1970’li yıllarda Efendi Hazretlerimizle beraber bir Karadeniz yolculuğu dönüşü Kastamonu’ya uğradık. Bizimle beraber Hasan Efendi ve İhsan Efendi de vardı. Akşam namazını merkez camii olan tarihi büyük camide kıldık. Namazdan sonra Efendi Hazretleri (kuddise sirruhu), Mehmet Beşir isminde bir zatı ziyaret etmek istedi. Kısa bir ziyaretten sonra yola devam ederiz diye düşündük.
Bu zatı ben tanımıyordum.

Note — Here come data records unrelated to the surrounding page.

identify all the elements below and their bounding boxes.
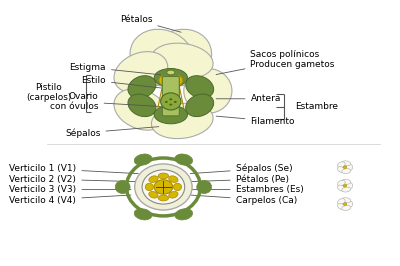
Ellipse shape [197,180,212,194]
Ellipse shape [161,93,181,110]
Ellipse shape [169,192,178,198]
Ellipse shape [169,103,172,106]
Ellipse shape [165,101,168,103]
Ellipse shape [114,52,168,93]
Ellipse shape [175,209,193,220]
Ellipse shape [346,201,353,207]
Ellipse shape [342,169,351,174]
Ellipse shape [154,105,188,124]
Text: Estilo: Estilo [81,76,161,88]
Ellipse shape [338,185,345,191]
Text: Estambres (Es): Estambres (Es) [190,185,303,194]
Ellipse shape [134,154,152,165]
Ellipse shape [342,161,351,166]
Ellipse shape [169,98,172,100]
Ellipse shape [342,206,351,210]
Ellipse shape [159,76,167,85]
Ellipse shape [186,94,214,117]
Ellipse shape [128,94,156,117]
Ellipse shape [174,76,183,85]
Ellipse shape [142,170,185,204]
Ellipse shape [343,203,347,205]
Ellipse shape [149,176,158,182]
Text: Sacos polínicos
Producen gametos: Sacos polínicos Producen gametos [216,49,335,74]
Ellipse shape [338,167,345,173]
Ellipse shape [346,164,353,171]
Ellipse shape [152,43,213,78]
Ellipse shape [158,195,168,201]
Ellipse shape [152,103,213,139]
Text: Verticilo 4 (V4): Verticilo 4 (V4) [10,195,131,205]
Ellipse shape [342,187,351,192]
Ellipse shape [115,180,130,194]
Ellipse shape [338,203,345,210]
Ellipse shape [167,70,175,75]
Ellipse shape [186,76,214,98]
Ellipse shape [135,164,192,210]
Text: Pétalos: Pétalos [120,15,181,32]
Text: Verticilo 3 (V3): Verticilo 3 (V3) [9,185,131,194]
Ellipse shape [174,101,177,103]
Ellipse shape [128,76,156,98]
Text: Estambre: Estambre [295,102,338,111]
Ellipse shape [171,76,179,85]
Text: Verticilo 2 (V2): Verticilo 2 (V2) [10,174,136,184]
Text: Sépalos: Sépalos [65,127,159,138]
Ellipse shape [338,162,345,168]
Ellipse shape [145,183,154,191]
Text: Pistilo
(carpelos): Pistilo (carpelos) [26,82,71,102]
Ellipse shape [174,183,182,191]
Text: Estigma: Estigma [70,63,161,75]
Text: Ovario
con óvulos: Ovario con óvulos [50,92,161,111]
Ellipse shape [342,198,351,203]
Ellipse shape [147,29,212,86]
Ellipse shape [130,29,194,86]
Text: Verticilo 1 (V1): Verticilo 1 (V1) [9,164,138,174]
Text: Filamento: Filamento [216,116,295,126]
Ellipse shape [158,173,168,179]
Ellipse shape [342,179,351,184]
Text: Pétalos (Pe): Pétalos (Pe) [190,174,289,184]
Text: Carpelos (Ca): Carpelos (Ca) [190,195,297,205]
Ellipse shape [114,89,168,130]
Ellipse shape [343,184,347,187]
Ellipse shape [175,154,193,165]
Ellipse shape [184,69,232,113]
Ellipse shape [169,176,178,182]
Ellipse shape [338,180,345,186]
Ellipse shape [343,166,347,169]
Ellipse shape [134,209,152,220]
FancyBboxPatch shape [162,76,179,116]
Text: Antera: Antera [216,94,281,103]
Ellipse shape [149,192,158,198]
Ellipse shape [346,182,353,189]
Ellipse shape [154,180,173,194]
Ellipse shape [154,69,188,87]
Text: Sépalos (Se): Sépalos (Se) [190,164,292,174]
Ellipse shape [162,76,170,85]
Ellipse shape [338,199,345,205]
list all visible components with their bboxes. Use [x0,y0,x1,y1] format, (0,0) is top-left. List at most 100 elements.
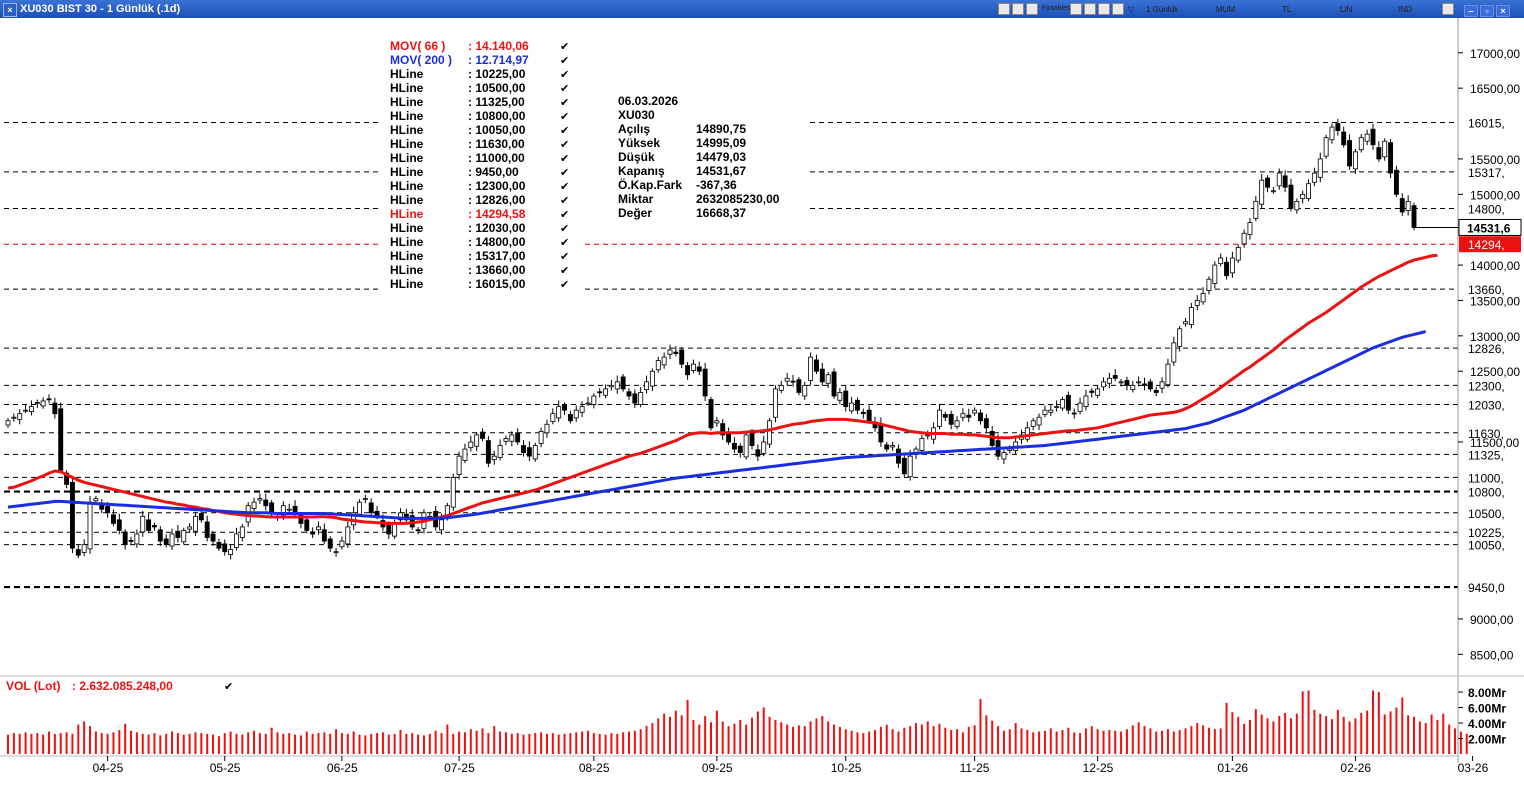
restore-button[interactable]: ▫ [1480,5,1494,17]
volume-bar [83,721,86,754]
volume-bar [1272,721,1275,754]
info-value: 14995,09 [696,136,746,150]
candle-body [1364,133,1370,142]
candle-body [515,432,521,443]
overlay-legend: MOV( 66 ): 14.140,06 ✔ MOV( 200 ): 12.714,… [390,39,569,291]
price-chart[interactable]: 16015, 15317, 14800, 14294, 13660, 12826, 1230… [0,18,1524,793]
candle-body [778,384,784,391]
volume-bar [1202,725,1205,754]
scale-selector[interactable]: LIN [1340,5,1353,14]
mode-selector[interactable]: IND [1398,5,1412,14]
info-value: 14479,03 [696,150,746,164]
volume-bar [1166,729,1169,754]
chevron-down-icon[interactable]: ▽ [1128,5,1135,14]
volume-bar [112,732,115,754]
candle-body [286,508,292,511]
volume-bar [1213,729,1216,754]
close-button[interactable]: × [1496,5,1510,17]
volume-bar [1161,730,1164,754]
toolbar-logo: Fintables [1042,5,1071,12]
pencil-icon[interactable] [1098,3,1110,15]
legend-label: HLine [390,151,424,165]
candle-body [480,431,485,439]
volume-bar [1225,702,1228,754]
volume-tick-label: 8.00Mr [1468,686,1506,700]
minimize-button[interactable]: – [1464,5,1478,17]
window-menu-icon[interactable]: × [3,3,17,17]
volume-bar [100,733,103,754]
compare-icon[interactable] [1112,3,1124,15]
volume-bar [710,722,712,754]
candle-body [1001,452,1007,460]
candle-body [1294,200,1300,211]
candle-body [896,448,901,464]
volume-bar [1260,714,1263,754]
candle-body [1165,363,1171,386]
volume-bar [1336,709,1339,754]
info-label: Miktar [618,192,654,206]
volume-bar [212,734,215,754]
volume-bar [879,726,882,754]
mov200-line [7,330,1427,520]
layout-icon[interactable] [1442,3,1454,15]
candle-body [1030,420,1036,427]
candle-body [456,455,462,475]
volume-bar [1231,712,1234,754]
candle-body [1147,381,1153,390]
candle-body [1048,409,1054,413]
volume-bar [997,726,1000,754]
candle-body [17,413,23,420]
candle-body [673,351,679,354]
legend-label: HLine [390,137,424,151]
volume-bar [698,724,701,754]
candle-body [1235,246,1241,261]
period-selector[interactable]: 1 Günlük [1146,5,1179,14]
candle-body [937,409,942,427]
candle-body [1024,427,1030,440]
volume-bar [399,730,402,754]
volume-bar [165,733,168,754]
volume-bar [1067,727,1070,754]
volume-bar [510,733,513,754]
legend-label: MOV( 200 ) [390,53,452,67]
volume-bar [89,726,92,754]
zoom-icon[interactable] [1084,3,1096,15]
volume-bar [188,733,191,754]
draw-icon[interactable] [1012,3,1024,15]
volume-bar [1207,727,1210,754]
grid-icon[interactable] [1070,3,1082,15]
volume-bar [920,724,923,754]
legend-value: : 16015,00 [468,277,526,291]
volume-bar [200,733,203,754]
volume-bar [827,721,830,754]
candle-body [649,370,655,387]
volume-bar [639,729,642,754]
hline-label: 11630, [1468,427,1504,441]
candle-body [866,409,872,422]
candle-body [1159,381,1165,389]
chart-settings-icon[interactable] [998,3,1010,15]
candle-body [1042,409,1048,415]
check-icon: ✔ [560,68,569,81]
candle-body [603,388,609,396]
candle-body [1306,183,1312,199]
info-value: 14531,67 [696,164,746,178]
candle-body [1177,328,1183,347]
candle-body [972,409,978,414]
volume-bar [1219,728,1222,754]
candle-body [925,434,931,437]
volume-bar [264,733,267,754]
legend-value: : 12300,00 [468,179,526,193]
candle-body [825,374,831,384]
currency-selector[interactable]: TL [1282,5,1292,14]
chart-type-selector[interactable]: MUM [1216,5,1236,14]
candle-body [1200,292,1206,303]
time-tick-label: 07-25 [444,761,475,775]
check-icon: ✔ [560,180,569,193]
volume-bar [159,735,162,754]
candle-body [521,445,526,454]
text-tool-icon[interactable] [1026,3,1038,15]
volume-bar [1032,732,1035,754]
candle-body [415,529,421,532]
volume-bar [458,731,461,754]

Ziyaret esnasında konuşmalarından öğrendim ki Said Nursi hazretlerinin sağ kolu ve aynı zamanda hapishane arkadaşıymış. Said Nursi hazretleri bu zata şöyle demiş: “Ben Rasulullah (sallallahu aleyhi ve sellem) Efendimizin zaman ve ortam icabı bazı engellerden dolayı bazı sünnetlerini işleyemedim. Evlenmek ve sakal bırakmak gibi. Bunları sen mutlaka fırsat bulduğun an yap.” Böyle diyerek kendisini tembihlemiş. Bu zat da fırsat bulduğu anda bu sünnetleri yerine getirmiş; evlenmiş ve hanımına çarşaf giydirmiş; sakal bırakmış.
Rasulullah (sallallahu aleyhi ve sellem) Efendimizin sünnetlerini yapmasından sonra bir grup bu zata gelip, “Sen üstadın yolunu terk ettin; bizden ayrıldın.” diyerek kendilerince uyarmaya çalışmışlar. O zat onlara şöyle cevap vermiş: “Bizim hakikatte üstadımız Allah’ın Rasulü Peygamber Efendimizdir. O Peygambere uyan, tam ittiba eden de benim üstadımdır. Benim üstadım bana bu inancı vermiştir. Ama sizin inancınızda olan üstad, Peygambere uymayan bir üstadsa, o, bana üstad olamaz.” demiş ve ondan sonra da hiç kimseyle konuşmamış. Yirmi beş yıl inzivaya çekilmiş. Her taraftan ziyarete gelenleri kabul etmiş. Kalabalık insanlar gelmiş gitmiş fakat kimseyle konuşmamış.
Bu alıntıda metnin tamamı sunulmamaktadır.